Lien Li, Lien Zi, Lien Ji, Lien Chi–
(1) Practice principles,
(2) Practice structure,
(3) Practice opportunity,
(4) Practice chi or breath.
This series of words can be called the ‘four linking necessities’. This is also an example of a memory phrase that can assist the practitioner in conceptualizing important aspects of their training.
(1) The practitioner needs a clear understanding and practical knowledge of the principles of their practice. Ask yourself why you are doing this and what is the purpose.
(2) These principles must be rooted and linked to a solid foundation. This foundation constitutes the practitioner’s structure.
(3) When the principles are linked to a good foundation the practitioner has the skill. What is needed through experience is the ability to link the skills with the opportunities created when an opponent is encountered.
(4) The practitioner develops fluidity in the ability to seize opportunities through having a calm and steady chi or breath.

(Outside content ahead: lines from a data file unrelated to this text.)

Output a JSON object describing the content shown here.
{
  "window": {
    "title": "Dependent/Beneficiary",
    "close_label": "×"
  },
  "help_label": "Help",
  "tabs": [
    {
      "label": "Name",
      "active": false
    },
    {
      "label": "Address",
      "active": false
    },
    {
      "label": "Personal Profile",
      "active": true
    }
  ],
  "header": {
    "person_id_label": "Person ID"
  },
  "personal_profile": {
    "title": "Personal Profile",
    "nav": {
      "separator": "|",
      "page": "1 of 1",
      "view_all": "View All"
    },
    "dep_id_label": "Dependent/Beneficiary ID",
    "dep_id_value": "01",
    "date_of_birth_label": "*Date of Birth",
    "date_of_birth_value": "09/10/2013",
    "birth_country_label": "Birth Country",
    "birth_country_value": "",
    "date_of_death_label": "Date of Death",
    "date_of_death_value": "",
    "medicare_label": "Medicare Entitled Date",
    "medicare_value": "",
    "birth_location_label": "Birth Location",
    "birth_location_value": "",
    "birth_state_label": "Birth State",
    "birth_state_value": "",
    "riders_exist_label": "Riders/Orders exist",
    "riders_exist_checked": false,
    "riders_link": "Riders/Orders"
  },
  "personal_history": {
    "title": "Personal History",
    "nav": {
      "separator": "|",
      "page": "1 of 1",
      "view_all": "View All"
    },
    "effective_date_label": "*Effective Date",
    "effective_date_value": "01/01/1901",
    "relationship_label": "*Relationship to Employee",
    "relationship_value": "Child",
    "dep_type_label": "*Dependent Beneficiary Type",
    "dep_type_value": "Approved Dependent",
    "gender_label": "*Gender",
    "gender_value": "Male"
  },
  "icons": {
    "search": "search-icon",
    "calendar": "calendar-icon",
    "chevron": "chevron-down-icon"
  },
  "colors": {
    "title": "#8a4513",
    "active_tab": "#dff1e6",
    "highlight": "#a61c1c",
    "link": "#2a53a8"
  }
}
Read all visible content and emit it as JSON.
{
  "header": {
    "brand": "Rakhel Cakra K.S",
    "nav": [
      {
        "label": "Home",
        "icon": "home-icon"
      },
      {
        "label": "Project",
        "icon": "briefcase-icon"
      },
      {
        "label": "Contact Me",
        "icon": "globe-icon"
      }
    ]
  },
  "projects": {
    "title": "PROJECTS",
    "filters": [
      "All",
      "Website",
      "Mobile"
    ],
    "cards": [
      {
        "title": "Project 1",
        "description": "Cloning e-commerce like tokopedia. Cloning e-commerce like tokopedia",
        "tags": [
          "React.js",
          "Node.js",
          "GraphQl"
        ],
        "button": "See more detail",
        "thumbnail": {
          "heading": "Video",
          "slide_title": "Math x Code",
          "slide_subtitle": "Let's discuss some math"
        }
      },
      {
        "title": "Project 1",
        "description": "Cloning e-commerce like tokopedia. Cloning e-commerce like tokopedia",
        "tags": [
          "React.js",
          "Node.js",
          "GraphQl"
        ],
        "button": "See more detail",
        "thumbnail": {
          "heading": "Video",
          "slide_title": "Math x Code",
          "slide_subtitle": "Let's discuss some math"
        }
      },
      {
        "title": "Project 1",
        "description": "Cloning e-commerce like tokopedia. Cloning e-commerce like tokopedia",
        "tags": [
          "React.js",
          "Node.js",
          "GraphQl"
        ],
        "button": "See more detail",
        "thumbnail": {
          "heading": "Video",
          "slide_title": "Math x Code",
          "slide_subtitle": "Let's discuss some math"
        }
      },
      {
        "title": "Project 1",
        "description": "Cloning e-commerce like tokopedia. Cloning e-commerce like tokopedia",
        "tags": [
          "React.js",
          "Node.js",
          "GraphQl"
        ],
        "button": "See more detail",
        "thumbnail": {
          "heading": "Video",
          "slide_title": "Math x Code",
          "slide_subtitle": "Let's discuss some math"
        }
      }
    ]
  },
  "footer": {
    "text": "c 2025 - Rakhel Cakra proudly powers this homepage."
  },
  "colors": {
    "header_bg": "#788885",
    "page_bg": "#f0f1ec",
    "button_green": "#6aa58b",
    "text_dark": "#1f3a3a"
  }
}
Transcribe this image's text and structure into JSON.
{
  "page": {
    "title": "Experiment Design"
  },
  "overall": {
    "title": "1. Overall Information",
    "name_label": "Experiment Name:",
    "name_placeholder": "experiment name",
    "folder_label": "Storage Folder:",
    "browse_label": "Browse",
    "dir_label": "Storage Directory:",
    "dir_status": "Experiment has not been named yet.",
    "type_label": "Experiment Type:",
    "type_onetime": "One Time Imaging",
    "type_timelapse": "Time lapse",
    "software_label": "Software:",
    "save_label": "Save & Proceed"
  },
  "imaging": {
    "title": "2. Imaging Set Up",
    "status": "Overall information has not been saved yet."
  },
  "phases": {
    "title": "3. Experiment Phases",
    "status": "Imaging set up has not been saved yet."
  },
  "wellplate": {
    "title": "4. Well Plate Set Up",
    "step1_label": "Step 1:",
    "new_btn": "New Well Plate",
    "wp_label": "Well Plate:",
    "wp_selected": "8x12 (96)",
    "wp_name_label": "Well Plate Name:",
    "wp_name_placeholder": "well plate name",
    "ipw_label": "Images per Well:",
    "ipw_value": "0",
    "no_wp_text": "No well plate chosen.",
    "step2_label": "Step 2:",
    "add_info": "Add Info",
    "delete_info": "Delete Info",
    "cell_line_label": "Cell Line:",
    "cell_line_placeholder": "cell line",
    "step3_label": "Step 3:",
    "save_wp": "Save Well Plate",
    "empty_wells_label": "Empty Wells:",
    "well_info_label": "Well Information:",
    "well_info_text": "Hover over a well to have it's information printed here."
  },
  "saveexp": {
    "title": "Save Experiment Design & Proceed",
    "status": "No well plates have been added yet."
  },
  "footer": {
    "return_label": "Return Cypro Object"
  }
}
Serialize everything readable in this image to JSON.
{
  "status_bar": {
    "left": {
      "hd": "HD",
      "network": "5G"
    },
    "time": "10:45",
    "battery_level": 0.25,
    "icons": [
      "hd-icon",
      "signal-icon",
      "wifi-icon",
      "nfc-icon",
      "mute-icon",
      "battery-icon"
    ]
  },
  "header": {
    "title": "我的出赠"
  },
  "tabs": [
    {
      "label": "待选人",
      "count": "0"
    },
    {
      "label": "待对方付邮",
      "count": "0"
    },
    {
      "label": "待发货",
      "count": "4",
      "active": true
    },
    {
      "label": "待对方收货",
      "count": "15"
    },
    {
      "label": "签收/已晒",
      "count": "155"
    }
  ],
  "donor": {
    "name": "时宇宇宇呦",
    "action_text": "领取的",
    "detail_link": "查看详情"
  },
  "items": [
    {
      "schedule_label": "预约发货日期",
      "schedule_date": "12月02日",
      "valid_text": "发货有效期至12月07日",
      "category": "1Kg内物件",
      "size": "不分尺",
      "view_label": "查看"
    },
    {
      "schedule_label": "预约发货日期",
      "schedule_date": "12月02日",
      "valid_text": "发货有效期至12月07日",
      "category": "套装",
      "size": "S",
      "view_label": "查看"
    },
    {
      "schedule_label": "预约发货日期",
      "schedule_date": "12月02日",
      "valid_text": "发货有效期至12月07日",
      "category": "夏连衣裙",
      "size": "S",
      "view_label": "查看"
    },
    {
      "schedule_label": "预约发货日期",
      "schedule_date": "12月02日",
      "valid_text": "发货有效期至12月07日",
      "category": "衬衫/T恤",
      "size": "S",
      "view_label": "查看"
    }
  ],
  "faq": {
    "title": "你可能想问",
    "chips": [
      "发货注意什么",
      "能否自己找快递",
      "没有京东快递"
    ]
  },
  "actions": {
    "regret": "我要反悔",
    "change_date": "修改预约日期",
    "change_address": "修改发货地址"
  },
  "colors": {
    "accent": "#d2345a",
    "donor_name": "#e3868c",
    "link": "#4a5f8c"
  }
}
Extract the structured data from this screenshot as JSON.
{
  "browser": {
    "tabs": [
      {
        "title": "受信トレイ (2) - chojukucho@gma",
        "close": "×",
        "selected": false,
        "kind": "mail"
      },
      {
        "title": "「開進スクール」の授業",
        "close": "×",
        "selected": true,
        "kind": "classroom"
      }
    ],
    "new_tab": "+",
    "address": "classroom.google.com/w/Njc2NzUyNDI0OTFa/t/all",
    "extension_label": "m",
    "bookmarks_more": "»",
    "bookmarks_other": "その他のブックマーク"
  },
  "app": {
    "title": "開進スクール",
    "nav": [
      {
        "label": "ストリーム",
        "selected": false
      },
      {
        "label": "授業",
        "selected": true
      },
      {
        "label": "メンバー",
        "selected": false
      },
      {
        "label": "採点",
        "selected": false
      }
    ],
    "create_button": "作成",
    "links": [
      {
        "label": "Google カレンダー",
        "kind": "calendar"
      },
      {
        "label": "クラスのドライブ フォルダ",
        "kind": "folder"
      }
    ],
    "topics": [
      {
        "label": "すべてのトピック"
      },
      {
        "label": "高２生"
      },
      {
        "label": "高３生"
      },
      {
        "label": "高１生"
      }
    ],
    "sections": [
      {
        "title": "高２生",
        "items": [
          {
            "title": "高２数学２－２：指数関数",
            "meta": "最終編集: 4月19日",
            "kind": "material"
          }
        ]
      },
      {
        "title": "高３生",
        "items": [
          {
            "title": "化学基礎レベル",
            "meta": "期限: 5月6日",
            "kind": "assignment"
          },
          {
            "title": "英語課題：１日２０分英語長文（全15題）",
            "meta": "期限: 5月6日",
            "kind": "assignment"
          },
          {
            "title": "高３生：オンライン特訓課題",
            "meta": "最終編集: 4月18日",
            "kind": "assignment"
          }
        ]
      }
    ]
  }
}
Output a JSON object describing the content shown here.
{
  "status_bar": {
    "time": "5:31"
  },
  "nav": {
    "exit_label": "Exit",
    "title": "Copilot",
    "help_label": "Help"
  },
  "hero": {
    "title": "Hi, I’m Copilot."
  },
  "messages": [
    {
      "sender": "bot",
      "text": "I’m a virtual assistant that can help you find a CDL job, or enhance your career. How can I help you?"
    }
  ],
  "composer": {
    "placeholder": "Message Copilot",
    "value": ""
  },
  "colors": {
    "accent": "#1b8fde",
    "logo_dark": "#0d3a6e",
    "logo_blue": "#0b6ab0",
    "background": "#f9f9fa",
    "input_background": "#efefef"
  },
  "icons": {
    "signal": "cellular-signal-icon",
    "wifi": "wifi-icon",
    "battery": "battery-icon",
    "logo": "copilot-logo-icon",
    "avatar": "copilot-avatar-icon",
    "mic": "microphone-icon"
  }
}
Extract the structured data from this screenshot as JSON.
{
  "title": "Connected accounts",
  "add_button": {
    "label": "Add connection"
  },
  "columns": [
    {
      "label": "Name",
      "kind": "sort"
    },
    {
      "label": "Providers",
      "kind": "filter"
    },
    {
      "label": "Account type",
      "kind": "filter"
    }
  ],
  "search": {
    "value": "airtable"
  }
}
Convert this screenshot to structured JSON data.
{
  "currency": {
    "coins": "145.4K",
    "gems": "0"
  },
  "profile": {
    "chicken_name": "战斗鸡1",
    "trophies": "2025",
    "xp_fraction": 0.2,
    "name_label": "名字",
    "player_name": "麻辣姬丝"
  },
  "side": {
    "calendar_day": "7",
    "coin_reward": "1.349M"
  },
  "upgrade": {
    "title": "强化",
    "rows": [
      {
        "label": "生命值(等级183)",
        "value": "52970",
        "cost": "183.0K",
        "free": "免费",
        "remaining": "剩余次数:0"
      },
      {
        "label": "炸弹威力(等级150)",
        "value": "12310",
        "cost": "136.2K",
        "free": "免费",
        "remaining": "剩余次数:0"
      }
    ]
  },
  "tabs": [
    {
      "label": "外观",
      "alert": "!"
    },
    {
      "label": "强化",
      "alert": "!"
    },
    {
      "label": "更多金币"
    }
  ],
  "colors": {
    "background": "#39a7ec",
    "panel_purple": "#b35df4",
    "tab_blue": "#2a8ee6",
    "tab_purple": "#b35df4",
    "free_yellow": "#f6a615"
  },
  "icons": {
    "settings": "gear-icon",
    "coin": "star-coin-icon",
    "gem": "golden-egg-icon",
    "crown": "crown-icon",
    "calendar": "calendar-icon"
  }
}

How we control ‘chi’ directly relates to how we generate force or issue power (fa jing).
Hui Bei –Tiger’s back
This generally refers to opening, closing, expanding, rounding and engaging of the Levator Scapulea Muscles or descriptively referred as ‘the wings of the back’. The reason this is called the Tiger’s Back is it involves the same movements a cat uses when it lashes out to grab its prey. A house cat also has the ability to make itself look bigger than it is by expanding the back while raising the fur and hissing. In addition to having the ability to be expansive and open, the tiger’s back is also supple and fluid. The practitioner needs to emulate these traits.
Xiong Yoa- Bear’s waist
This refers to having a strong and powerful midsection. This does not mean to have six pack abs. A bear’s waist is strong and powerful, while being soft and relaxed. The root of the spine is in the waist and the lower portion of the back is also part of this area. This is where the kidneys are located. In fact, most of the organs used for assimilating nourishment are in this area. The bear is the master of the digestive system, being able to shut it down for hibernation without causing damage to the body. A strong midsection, which is flexible and relaxed, is good for martial art and good for health.